-Ahí está él... entrando una vez más a ese bar con los once de costumbre- María se sentía más pequeña, aún más de cómo le veía la sociedad en la que le tocó nacer.
Tenemos una minúscula idea de cómo es la tradición en el medio oriente, y creanme que conociendo la forma de vida que llevó María en los últimos siete años, es seguro que un fin de semana cualquiera ella sería apedreada.
-Aún no olvido cuando Manuel me miró por primera vez... el corazón se me encogió... debe ser amor, porque nunca antes había sentido algo parecido por otro hombre- se acercó hasta la entrada del bar, pero en seguida las miradas se fijaron en ella. Las únicas mujeres que podían entrar allí eran prostitutas y cortesanas. Se detuvo sintiendo vergüenza de cuanto hombre ha probado y en cuantos lechos ha dormido.
-Ya he intentado acercarme muchas veces, sólo para recibir las iracibles miradas de esos once que nunca le dejan descansar en paz. Y que decir de su madre... si bien no me odia, estaría muy lejos de aceptarme como pareja de su hijo... me arrojaría un par de monedas, convencida de que tiene ganado el reino de Dios... No merezco su compañía, siempre seré una simple puta para todos ellos- se alejó con la mirada en sus pasos.
-Pero él ha sido el único que me ha tratado con amor... ¿Cómo puedo renunciar a eso? Me arrepentiría todo lo que quede de mi vida, si incluso lo acompañaría hasta su lecho de muerte-
María en su condición de mujer y gracias a que ya han pasado largos siglos de estudios desde entonces, podemos afirmar que fue lo que la impulsó a hacer lo que a continuación hizo, conclusiones que cualquiera que tenga un par de dedos de frente diría. El corazón manda donde la razón no puede dicernir.
Llegó hasta su casa, que aún faltándole un cielo protector o una puerta de entrada... era su casa. Situada en uno de los peores barrios de toda la nación.

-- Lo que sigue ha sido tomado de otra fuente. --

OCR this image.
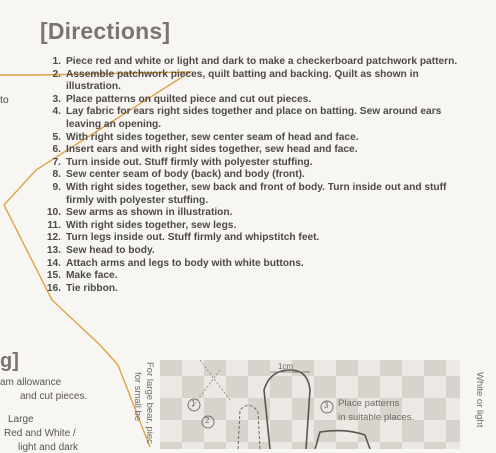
[Directions]
to
g]
am allowance
and cut pieces.
Large
Red and White /
light and dark
1. Piece red and white or light and dark to make a checkerboard patchwork pattern.
2. Assemble patchwork pieces, quilt batting and backing. Quilt as shown in illustration.
3. Place patterns on quilted piece and cut out pieces.
4. Lay fabric for ears right sides together and place on batting. Sew around ears leaving an opening.
5. With right sides together, sew center seam of head and face.
6. Insert ears and with right sides together, sew head and face.
7. Turn inside out. Stuff firmly with polyester stuffing.
8. Sew center seam of body (back) and body (front).
9. With right sides together, sew back and front of body. Turn inside out and stuff firmly with polyester stuffing.
10. Sew arms as shown in illustration.
11. With right sides together, sew legs.
12. Turn legs inside out. Stuff firmly and whipstitch feet.
13. Sew head to body.
14. Attach arms and legs to body with white buttons.
15. Make face.
16. Tie ribbon.
1
2
3
1cm
Place patterns
in suitable places.
For large bear, piec
for small be	White or light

Infestados de ladrones, asesinos sin juzgar, leprosos, plagas de animales como perros y ratas... y prostitutas, lo más bajo en la pirámide social, no sólo por sus actos abominables, sino también por el simple hecho de ser mujeres.
María estaba frente a un pedazo de cristal que usaba como espejo... comenzó a llorar como era costumbre, como buena Magdalena, todo al mismo tiempo que tomaba un par de tijeras. Pero hoy esas lágrimas, aún de un sabor amargo, tenían algo de felicidad. Estaría más cerca de él.
Volvió al bar y nadie la juzgó por hacerlo, era uno más del montón... se sentó en la barra mientras observaba al fondo del local la mesa donde Manuel, Pedro, Judas y el resto tomaban el mejor vino de la casa.
-¿Qué te vas a servir?- preguntó con voz gruesa el barman. María se dio cuenta que ante tanto apuro, olvidó tomar un poco de dinero del escondite bajo una de las piedras en la entrada de su hogar –Un vaso de agua, si aún es gratis- respondió simulando una voz de hombre mayor que poco correspondía a su contextura. El barman quedó mirándola extrañado, María tosió un par de veces, fingiendo que nadie alrededor sabía de su presencia hasta que el cantinero volvió con su vaso de agua.
Actuaba más nerviosa de lo habitual. Una vez recapacitada de su impulsiva forma de actuar, comenzó a especular la gravedad de su castigo, al fingir ser alguien que no le corresponde tanto frente a maestros de la ley como al común disernimiento de las masas.
-Hola- dijo alguien a su lado... nunca supo cuando se sentó ahí, pero la voz le era conocida. Era Manuel, quien le sonrió como si pudiera ver más allá de su improvisado disfraz -Si quieres un poco de vino dime y yo te daré el mejor en toda la historia- acto seguido, Manuel tomó el vaso de agua y cambiando así su tinte al igual que su sabor a nada. El trago pasó a ser un brebaje digno de reyes.
-¿Cuál es tu nombre?- preguntó Manuel.
María no respondió... bajó su mirada... todo lo que quería era escucharlo hablar a él y no interrumpir con una burda imitación de alguno de los cuantos hombres con los que se acostó.
-¿No tienes?- dijo Manuel –Te llamaré Juan. Ven, únete a nuestra mesa. Aún hay espacio para uno más-.